The following techniques are involved in the ANA fabrication, and they need to be considered carefully: photomask manufacture, photolithography, RIE and DRIE, plasma-enhanced chemical vapor deposition (PECVD) and low-pressure chemical vapor deposition (LPCVD), KOH wet etching, and anodic bonding.

Photomask manufacture. Multiple photomasks are needed for fabrication of both the planar and vertical ANA structures. These photomasks are first in-house designed using computer-aided software, such as AutoCAD (Autodesk, Inc., CA) or L-Edit (Tanner Research, Inc., CA) (Note: the photomask files designed for both the planar and vertical ANA discussed here are available upon request. The mask design is machine-dependent). For proper registration and alignment between different layers of photomask patterning, designs of alignment marks need to be included into the photomasks. These photomasks are fabricated by commercial shops (e.g., Microtronics Inc., PA) using direct electron-beam writing on a sensitized, chrome-coated soda-lime glass or quartz plate. The chrome film is sputtered or evaporated onto the plate, and serves as an opaque layer to block ultraviolet (UV) light exposure. After resist development, the pattern transfer into the chrome is accomplished by wet etching to remove the exposed chrome area (see below for details of photolithography). The minimum feature size on the chrome photomask depends largely on the electron-beam spot size. For the ANA structures fabricated in this Protocol, the photomasks were fabricated with an electron beam spot size of 0.25 μm. The minimum feature size on the photomasks was about 1 μm.

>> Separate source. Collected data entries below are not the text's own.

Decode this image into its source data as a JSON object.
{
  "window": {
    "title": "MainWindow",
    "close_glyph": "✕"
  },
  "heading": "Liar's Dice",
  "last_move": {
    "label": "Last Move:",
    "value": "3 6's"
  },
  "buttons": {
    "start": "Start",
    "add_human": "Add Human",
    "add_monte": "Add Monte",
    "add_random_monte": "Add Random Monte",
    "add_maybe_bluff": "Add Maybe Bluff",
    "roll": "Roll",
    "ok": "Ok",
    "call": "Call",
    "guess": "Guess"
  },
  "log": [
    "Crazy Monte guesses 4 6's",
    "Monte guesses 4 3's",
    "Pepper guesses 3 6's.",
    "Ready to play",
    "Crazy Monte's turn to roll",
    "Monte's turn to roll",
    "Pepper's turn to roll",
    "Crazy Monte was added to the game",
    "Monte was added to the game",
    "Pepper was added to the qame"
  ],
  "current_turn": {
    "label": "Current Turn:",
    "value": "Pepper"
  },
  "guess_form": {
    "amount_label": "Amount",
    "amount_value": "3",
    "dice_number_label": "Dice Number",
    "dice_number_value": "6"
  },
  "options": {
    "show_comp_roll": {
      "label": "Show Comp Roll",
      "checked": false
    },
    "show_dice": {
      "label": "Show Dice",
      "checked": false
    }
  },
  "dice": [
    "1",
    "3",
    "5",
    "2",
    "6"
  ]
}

Photolithography (including contact lithography and projection lithography). Different photolithography techniques can be used to transfer patterns of the ANA structures from the photomasks to the silicon wafers. During photolithography, layers of photoresist materials are first spin-coated onto the wafer substrates. Next, the resist layer is selectively exposed to UV light with an exposure tool (or ‘mask aligner’) and photomasks. The patterns in the resist are formed when the wafer undergoes the subsequent “development” step. The areas of resist remaining after development mask and protect the substrate regions. Pattern transfer onto the substrate surface is achieved by different additive or subtractive processes at the locations from which resist has been removed. If during UV light exposure the masks are placed into direct physical contact with the resist coated substrate, then this photolithography method is called “contact lithography”. The procedure of contact lithography results in a 1:1 image of the entire photomask transferred onto the silicon wafer. In projection lithography, a sophisticated refractive lens system is used to focus the mask image on the wafer surface, which is separated from the mask by a large distance. The mask pattern can be reduced by the imaging lens 1:5 or 1:10. Here it is worth noting the environments necessary for operating high performance photolithography and for performing the majority of photoresist processing steps. The light in the cleanroom needs to be filtered (i.e., yellow light) to minimize the resist exposure to UV wavelengths presented in unfiltered, ambient light. The cleanroom should be maintained at Class 100 or Class 10 cleanliness standards, and the temperature and humidity should be set at about 21°C and 50%, respectively. The mask aligners must be highly isolated from vibration by use of vibration isolation tables, as well as through appropriate vibration-isolation building design practices. For fabrication of the ANA, all the photomasks were designed for use in a 1:5 reduction projection lithography tool due to its high resolution (~0.3 μm) and high positional and overlay accuracy (<50 nm), except for the first two photomasks of the vertical ANA that were designed for use in a contact mask aligner.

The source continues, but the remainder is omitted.